Background: Structured radiology reports remains underdeveloped due to labor-intensive structuring and narrative-style reporting. Deep learning, particularly large language models (LLMs) like GPT-3.5, offers promise in automating the structuring of radiology reports in natural languages. However, although it has been reported that LLMs are less effective in languages other than English, their radiological performance has not been extensively studied. Purpose: This study aimed to investigate the accuracy of TNM classification based on radiology reports using GPT3.5-turbo (GPT3.5) and the utility of multilingual LLMs in both Japanese and English. Material and Methods: Utilizing GPT3.5, we developed a system to automatically generate TNM classifications from chest CT reports for lung cancer and evaluate its performance. We statistically analyzed the impact of providing full or partial TNM definitions in both languages using a Generalized Linear Mixed Model. Results: Highest accuracy was attained with full TNM definitions and radiology reports in English (M = 94%, N = 80%, T = 47%, and ALL = 36%). Providing definitions for each of the T, N, and M factors statistically improved their respective accuracies (T: odds ratio (OR) = 2.35, p < 0.001; N: OR = 1.94, p < 0.01; M: OR = 2.50, p < 0.001). Japanese reports exhibited decreased N and M accuracies (N accuracy: OR = 0.74 and M accuracy: OR = 0.21). Conclusion: This study underscores the potential of multilingual LLMs for automatic TNM classification in radiology reports. Even without additional model training, performance improvements were evident with the provided TNM definitions, indicating LLMs' relevance in radiology contexts.

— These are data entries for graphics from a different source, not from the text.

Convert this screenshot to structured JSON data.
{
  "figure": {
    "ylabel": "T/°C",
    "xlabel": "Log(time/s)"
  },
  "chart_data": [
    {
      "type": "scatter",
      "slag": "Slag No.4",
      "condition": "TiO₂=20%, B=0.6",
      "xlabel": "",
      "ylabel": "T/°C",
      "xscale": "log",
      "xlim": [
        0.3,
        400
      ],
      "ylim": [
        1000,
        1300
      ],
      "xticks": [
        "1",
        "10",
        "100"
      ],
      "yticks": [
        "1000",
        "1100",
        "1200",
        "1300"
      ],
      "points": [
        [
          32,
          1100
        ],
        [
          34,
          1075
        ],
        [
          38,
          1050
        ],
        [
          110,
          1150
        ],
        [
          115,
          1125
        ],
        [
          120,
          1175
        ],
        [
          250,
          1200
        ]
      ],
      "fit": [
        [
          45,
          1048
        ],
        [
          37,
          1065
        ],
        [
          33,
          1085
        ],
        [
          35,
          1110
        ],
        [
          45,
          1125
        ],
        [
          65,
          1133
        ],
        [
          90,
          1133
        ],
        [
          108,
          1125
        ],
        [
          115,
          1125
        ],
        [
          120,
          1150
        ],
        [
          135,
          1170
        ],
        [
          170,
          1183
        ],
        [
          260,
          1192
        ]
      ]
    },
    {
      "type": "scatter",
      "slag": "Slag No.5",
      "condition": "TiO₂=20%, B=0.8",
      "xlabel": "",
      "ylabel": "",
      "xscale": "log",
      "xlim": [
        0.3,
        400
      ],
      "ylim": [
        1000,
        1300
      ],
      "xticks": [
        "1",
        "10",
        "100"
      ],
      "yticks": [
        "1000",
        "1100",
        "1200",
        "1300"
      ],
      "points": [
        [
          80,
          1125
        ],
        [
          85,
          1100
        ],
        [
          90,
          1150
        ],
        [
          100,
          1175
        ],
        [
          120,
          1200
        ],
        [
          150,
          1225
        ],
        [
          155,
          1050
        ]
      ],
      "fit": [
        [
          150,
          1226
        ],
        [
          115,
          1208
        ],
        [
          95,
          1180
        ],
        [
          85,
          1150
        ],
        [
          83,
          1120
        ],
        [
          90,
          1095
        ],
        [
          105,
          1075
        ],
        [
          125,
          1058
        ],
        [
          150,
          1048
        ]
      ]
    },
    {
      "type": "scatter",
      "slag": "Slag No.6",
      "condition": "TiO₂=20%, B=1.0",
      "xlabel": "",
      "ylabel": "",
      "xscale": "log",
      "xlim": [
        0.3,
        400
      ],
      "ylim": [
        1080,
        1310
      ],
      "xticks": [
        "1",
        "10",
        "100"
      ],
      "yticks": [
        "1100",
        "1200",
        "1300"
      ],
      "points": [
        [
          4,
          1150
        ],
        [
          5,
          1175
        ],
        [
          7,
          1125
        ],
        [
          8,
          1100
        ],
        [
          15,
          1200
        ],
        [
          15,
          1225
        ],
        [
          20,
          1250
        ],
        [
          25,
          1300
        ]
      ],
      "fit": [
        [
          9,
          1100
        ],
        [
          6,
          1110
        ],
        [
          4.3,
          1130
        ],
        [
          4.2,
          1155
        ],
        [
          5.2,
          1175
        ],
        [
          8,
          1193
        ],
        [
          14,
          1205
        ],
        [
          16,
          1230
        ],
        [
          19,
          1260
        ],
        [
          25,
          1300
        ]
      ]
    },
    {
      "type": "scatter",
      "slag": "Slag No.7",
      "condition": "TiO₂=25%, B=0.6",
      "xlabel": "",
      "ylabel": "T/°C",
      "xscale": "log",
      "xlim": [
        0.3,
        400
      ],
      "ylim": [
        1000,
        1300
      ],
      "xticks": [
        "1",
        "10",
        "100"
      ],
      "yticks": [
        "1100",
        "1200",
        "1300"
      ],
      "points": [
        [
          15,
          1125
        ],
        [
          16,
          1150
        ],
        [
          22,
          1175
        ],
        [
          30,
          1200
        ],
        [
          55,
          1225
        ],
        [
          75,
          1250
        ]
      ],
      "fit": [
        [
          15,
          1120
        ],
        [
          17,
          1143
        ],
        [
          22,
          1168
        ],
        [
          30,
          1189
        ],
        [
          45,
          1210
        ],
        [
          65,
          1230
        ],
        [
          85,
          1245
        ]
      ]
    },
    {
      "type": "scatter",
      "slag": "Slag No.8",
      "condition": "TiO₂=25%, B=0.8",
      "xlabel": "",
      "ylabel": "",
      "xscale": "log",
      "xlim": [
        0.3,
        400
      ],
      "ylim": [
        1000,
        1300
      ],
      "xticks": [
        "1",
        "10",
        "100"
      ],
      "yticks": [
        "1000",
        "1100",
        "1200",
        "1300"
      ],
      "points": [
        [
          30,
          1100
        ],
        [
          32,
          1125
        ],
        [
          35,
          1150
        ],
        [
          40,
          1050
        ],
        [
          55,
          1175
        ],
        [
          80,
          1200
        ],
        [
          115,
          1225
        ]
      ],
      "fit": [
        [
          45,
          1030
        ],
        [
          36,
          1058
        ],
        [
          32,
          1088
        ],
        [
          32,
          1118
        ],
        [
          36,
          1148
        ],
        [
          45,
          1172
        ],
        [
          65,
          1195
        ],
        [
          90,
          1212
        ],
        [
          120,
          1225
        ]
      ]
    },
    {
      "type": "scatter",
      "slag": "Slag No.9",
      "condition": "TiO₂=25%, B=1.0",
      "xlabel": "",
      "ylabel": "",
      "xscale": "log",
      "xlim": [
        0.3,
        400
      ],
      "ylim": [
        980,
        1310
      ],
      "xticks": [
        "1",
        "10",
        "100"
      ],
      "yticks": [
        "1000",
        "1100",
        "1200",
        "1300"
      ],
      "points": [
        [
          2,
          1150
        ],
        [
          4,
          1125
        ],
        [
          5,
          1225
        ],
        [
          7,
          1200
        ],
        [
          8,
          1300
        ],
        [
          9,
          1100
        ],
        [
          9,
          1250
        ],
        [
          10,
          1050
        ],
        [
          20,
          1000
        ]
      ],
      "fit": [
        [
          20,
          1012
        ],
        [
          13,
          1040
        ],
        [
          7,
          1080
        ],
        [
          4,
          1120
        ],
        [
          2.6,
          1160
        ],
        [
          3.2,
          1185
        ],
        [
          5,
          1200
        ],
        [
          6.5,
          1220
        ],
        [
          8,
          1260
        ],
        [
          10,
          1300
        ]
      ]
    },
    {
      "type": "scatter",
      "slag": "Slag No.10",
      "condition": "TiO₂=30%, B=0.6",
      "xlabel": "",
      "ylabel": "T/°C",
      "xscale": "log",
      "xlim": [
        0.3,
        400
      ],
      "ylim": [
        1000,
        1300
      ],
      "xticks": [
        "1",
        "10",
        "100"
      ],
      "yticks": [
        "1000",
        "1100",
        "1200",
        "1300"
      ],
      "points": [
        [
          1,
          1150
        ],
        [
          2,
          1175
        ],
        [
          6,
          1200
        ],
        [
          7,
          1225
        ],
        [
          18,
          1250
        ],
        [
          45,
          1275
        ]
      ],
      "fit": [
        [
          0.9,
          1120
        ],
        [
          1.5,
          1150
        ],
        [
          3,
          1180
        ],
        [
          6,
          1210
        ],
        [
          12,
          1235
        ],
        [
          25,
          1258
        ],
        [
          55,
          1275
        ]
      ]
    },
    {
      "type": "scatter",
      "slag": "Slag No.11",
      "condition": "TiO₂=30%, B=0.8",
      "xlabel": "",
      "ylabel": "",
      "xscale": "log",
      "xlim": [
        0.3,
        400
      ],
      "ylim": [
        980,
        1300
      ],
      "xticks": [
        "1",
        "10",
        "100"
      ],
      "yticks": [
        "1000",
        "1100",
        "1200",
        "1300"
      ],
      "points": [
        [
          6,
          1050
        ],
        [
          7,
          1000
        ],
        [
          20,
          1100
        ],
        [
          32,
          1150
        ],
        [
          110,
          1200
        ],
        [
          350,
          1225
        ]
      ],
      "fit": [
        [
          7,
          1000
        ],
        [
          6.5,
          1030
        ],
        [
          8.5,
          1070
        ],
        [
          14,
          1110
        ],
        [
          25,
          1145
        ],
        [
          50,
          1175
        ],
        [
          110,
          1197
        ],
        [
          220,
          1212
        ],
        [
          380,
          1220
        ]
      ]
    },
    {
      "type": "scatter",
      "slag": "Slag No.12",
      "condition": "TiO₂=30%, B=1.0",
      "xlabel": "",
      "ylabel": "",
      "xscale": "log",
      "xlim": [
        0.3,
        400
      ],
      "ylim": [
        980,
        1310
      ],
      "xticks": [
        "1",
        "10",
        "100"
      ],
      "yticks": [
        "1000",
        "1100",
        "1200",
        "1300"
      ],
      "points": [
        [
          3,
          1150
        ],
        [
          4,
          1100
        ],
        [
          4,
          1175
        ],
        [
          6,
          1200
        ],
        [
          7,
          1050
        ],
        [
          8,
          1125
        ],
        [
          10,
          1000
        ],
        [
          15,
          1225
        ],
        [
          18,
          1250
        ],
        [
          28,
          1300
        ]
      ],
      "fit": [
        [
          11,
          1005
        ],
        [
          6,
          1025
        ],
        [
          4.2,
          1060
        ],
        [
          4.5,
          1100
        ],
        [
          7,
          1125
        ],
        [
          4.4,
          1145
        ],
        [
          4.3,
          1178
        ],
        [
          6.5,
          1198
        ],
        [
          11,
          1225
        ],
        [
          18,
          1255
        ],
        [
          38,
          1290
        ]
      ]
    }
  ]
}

翻译：背景：由于结构化处理过程劳动密集且报告多采用叙述风格，结构化放射学报告的发展仍显不足。深度学习，特别是像GPT-3.5这样的大语言模型（LLMs），为自动化处理自然语言放射学报告的结构化提供了前景。然而，尽管有报道指出LLMs在英语以外的语言中效果较差，但其在放射学领域的性能尚未得到广泛研究。目的：本研究旨在探讨基于放射学报告使用GPT3.5-turbo（GPT3.5）进行TNM分类的准确性，以及多语言LLMs在日语和英语中的实用性。材料与方法：利用GPT3.5，我们开发了一个系统，用于从肺癌胸部CT报告中自动生成TNM分类并评估其性能。我们使用广义线性混合模型，统计分析了以两种语言提供完整或部分TNM定义的影响。结果：在使用完整TNM定义和英文放射学报告时获得了最高准确率（M = 94%，N = 80%，T = 47%，总体 = 36%）。为T、N、M各因素提供定义，在统计上显著提高了其各自的准确率（T：比值比（OR）= 2.35，p < 0.001；N：OR = 1.94，p < 0.01；M：OR = 2.50，p < 0.001）。日语报告的N和M准确率有所下降（N准确率：OR = 0.74；M准确率：OR = 0.21）。结论：本研究强调了多语言LLMs在放射学报告中自动进行TNM分类的潜力。即使没有额外的模型训练，通过提供TNM定义也能观察到性能提升，这表明LLMs在放射学领域具有应用价值。